Q - Des barrières de sécurité ?
[Naïma sourit tout en semblant m’interroger du regard]
- Oh là, c’est un piège, cette question ? Eh ben… oui, ou alors comme des barrières comme au cirque, pour pas se faire bouffer par les tigres.
[Elle rit, manifestement de sa comparaison entre sa famille et une ménagerie…]
Q - Ah oui, vous préférez cette image, parce que les barrières de sécurité, c’est vous que ça empêcherait de sortir…
[Naïma, qui ne comprend visiblement plus rien à cette conversation, fronce les yeux comme pour manifester sa réflexion].
- Peut-être, j’sais pas, mais ici, on me laisse quand même sortir hein ! c’est pour ça que je dis ça…
Je note ici que cette adolescente a beaucoup diminué la quantité d’excitations produites dans la relation avec l’adulte, dans la mesure où son incompréhension de la nuance que j’introduisais (des barrières pour qui ?), de manière assez peu claire à vrai dire, ne produit tout au plus chez elle qu’une justification… là où trois semaines auparavant, j’imagine Naïma me rappelant à l’ordre, trop heureuse de retourner ironiquement la situation à son avantage.
Q - Vous avez parlé de votre orientation avec les éducateurs ?
- Oh oui ! Je vais aller dans un foyer à Saint-Etienne, pas loin du lycée. Mais je serai plus à l’internat, hein ! Moi, je préfère, ça me permettra de mieux voir mon copain, on se parle, c’est bien. Maintenant, je vais pouvoir travailler mon bac, ils seront plus là pour gueuler, en tout cas ça sera plus pareil avec eux…
Q - Justement, les relations avec votre famille, c’est prévu comment ? Qu’est-ce que vous souhaiteriez, vous ?
- Ah ben, je sais pas. C’est le Juge qui va dire ça au rendez-vous.
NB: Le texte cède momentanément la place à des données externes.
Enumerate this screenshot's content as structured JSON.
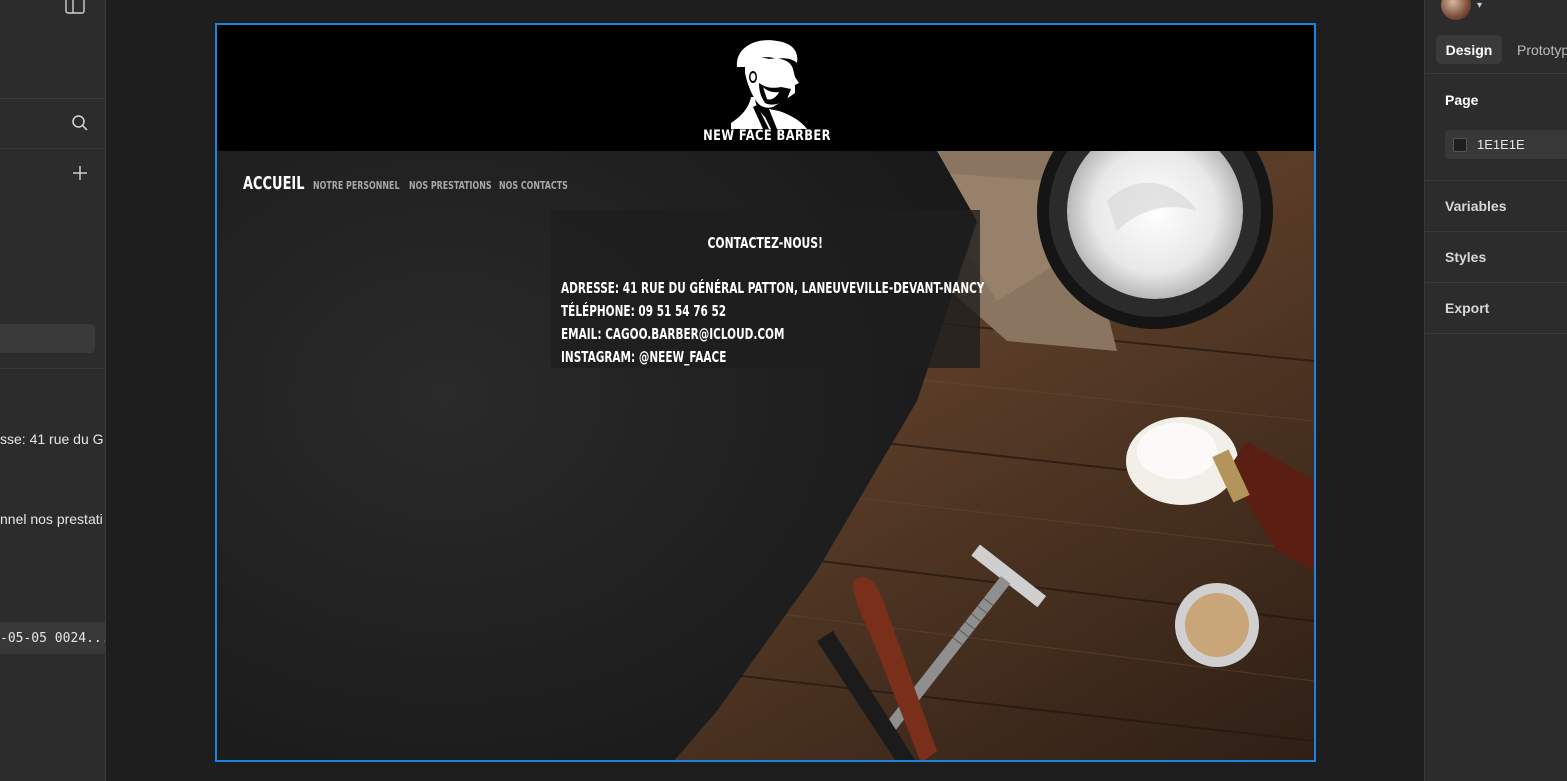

Mais moi, je vais lui dire à lui aussi, hein ! Si c’est pour me faire taper, ça marche pas, je me tire tout de suite. Je lui ai dit au téléphone, à mon père ! Et puis j’irai pas toutes les semaines, hein ! Ma tante, elle a dit qu’elle pouvait me prendre, maintenant, elle va le demander au Juge…
Q - Avant d’arrêter cette rencontre, on pourrait parler de la façon dont vous avez vécu votre séjour dans cet appartement d’accueil… Comment vous allez vous souvenir de tout ça ?
- Oh ben très bien. J’ai l’impression que j’ai pu respirer… et puis parler de tout, quoi ! Tout le monde a été bien patient avec moi [elle rit]. Non c’est vrai, au début, je savais pas ce que j’avais, j’étais énervée contre les gens d’ici, c’est bête. Mais je crois que mes frères, ils m’avaient bien énervée, c’est pour ça… Il fallait que ça sorte. C’est comme avec vous, plus je parlais de ça, plus ça m’ennuyait. Alors que ça devrait être le contraire !
Q - Ah bon ! Pourquoi ?
- Ben ça devrait soulager, quoi !
Q - Pas tout de suite, quand même ! Au début, c’est peut-être logique que ça vous énerve de parler de choses qui vous avaient énervée quand elles se sont passées…
- Ouais, ben c’était pareil à l’hôpital, qu’est-ce que ça m’énervait là-bas ! Au moins ici, ils me font pas rentrer chez moi…
Q - C’est que l’hôpital, ça sert pas vraiment à orienter… et puis vous étiez quand même plus jeune que maintenant.
- Oui, c’est vrai, c’est peut-être pour ça que je me suis calmée plus vite ici. Bon, on peut s’arrêter maintenant, parce que c’est l’heure, hein !
Naïma tapote ostensiblement le cadran de sa montre, ce que je relie bien évidemment à notre échange de l’entretien précédent sur cet objet de réalité. Je lui propose donc d’arrêter ce dernier entretien, ce qu’elle accepte sans faire de commentaires 26 .
Lors du rendez-vous chez le Juge, Naïma manifeste à nouveau le souhait d’être placée "pour éviter de ramasser si elle rentre à la maison". Le Juge ordonne un placement dans un établissement stéphanois pour une durée de six mois renouvelable.